Martijn Faassen m.faassen@vet.uu.nl
Thu, 16 Dec 1999 16:08:42 +0100


Paul Prescod wrote:
> 
> Greg Stein wrote:
> >
> > I stated a preference for allowing this information to reside in the same
> > file as the implementation. i.e. I don't want to maintain two files.
> 
> The nice thing about having separate files is that it becomes instantly
> clear what is "interesting" to the compiler. We have no backwards
> compatibility constraints. We have no questions about what variable are
> "in scope" and "available". It's just plain simpler.

Look at my proposal (response to Guido's challenge). It's in the same
file, and backwardly compatible, and it's instantly clear what the
compiler looks at.

> There is also something deeply elegant and useful about a separation of
> interface from implementation.

It can be helpful, but that doesn't mean it needs to be in a separate
file. :)

> Sure, you don't always want to be REQUIRED to separate them. I
> acknowledge that we will one day have to support inline declarations but
> I'm going to put it off unless I hear some screaming.

Right, but Greg can't put it off, as he is advocating his operators,
which have to be inline.

> > I'll go further and state that we should not use a new language for this.
> > It should just be Python. (and this is where Martijn's __types__ thing
> > comes in, although I'm not advocating that format)
> 
> I think that that's an unreasonable (and unreadable) constraint. The
> language should probably be pythonic, but not necessarily Python. Python
> doesn't have a type declaration syntax and none of Python's existing
> syntax was meant to be used AS a type declaration syntax. It just gets
> too unreadable for quasi-complicated declarations. We need to support
> polymorphic and parameteric higher order functions!

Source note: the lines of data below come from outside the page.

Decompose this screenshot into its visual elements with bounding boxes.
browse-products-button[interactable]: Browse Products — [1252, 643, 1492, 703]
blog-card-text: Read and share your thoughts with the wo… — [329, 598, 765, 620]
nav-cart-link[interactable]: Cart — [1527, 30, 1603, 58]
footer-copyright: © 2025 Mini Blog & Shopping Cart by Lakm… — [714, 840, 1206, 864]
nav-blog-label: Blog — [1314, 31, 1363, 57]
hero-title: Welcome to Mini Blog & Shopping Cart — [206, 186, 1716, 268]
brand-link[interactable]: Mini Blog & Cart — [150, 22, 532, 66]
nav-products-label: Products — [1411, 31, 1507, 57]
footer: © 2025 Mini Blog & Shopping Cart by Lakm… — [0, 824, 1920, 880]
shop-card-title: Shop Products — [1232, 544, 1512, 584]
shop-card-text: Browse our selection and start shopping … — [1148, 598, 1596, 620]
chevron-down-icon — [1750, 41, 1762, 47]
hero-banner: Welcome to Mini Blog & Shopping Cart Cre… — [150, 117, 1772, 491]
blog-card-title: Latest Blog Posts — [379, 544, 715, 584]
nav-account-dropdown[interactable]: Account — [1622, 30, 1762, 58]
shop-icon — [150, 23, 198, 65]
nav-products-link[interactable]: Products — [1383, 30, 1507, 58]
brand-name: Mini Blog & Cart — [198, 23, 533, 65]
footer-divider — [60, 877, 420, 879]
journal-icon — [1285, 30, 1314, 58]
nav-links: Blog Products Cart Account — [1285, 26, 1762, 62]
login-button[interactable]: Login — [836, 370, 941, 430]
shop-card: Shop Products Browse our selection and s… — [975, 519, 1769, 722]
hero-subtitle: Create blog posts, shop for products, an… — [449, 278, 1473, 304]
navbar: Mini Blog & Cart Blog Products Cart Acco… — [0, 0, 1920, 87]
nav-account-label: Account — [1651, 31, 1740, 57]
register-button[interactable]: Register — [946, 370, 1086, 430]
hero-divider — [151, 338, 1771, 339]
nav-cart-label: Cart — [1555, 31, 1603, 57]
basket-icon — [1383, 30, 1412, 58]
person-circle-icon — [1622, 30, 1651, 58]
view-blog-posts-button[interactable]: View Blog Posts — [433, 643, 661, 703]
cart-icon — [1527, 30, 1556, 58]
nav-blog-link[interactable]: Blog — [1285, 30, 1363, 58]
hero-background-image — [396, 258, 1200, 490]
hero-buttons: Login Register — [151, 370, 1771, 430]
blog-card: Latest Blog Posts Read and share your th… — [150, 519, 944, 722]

It may become fairly readable if you support typedefs (which can be used
in type anontations). But I agree that this isn't the final solution;
the final solution should probably be some nice Pythonic syntax. But for
now:

* it's quickly implementable

* it's instantly usable by tools written in Python

* it's understandable by anyone who can read Python

* it's backwards compatible

* we don't have to debate about syntax anymore and can actually think
about
  semantics without syntax confusion.

These are major advantages during the development.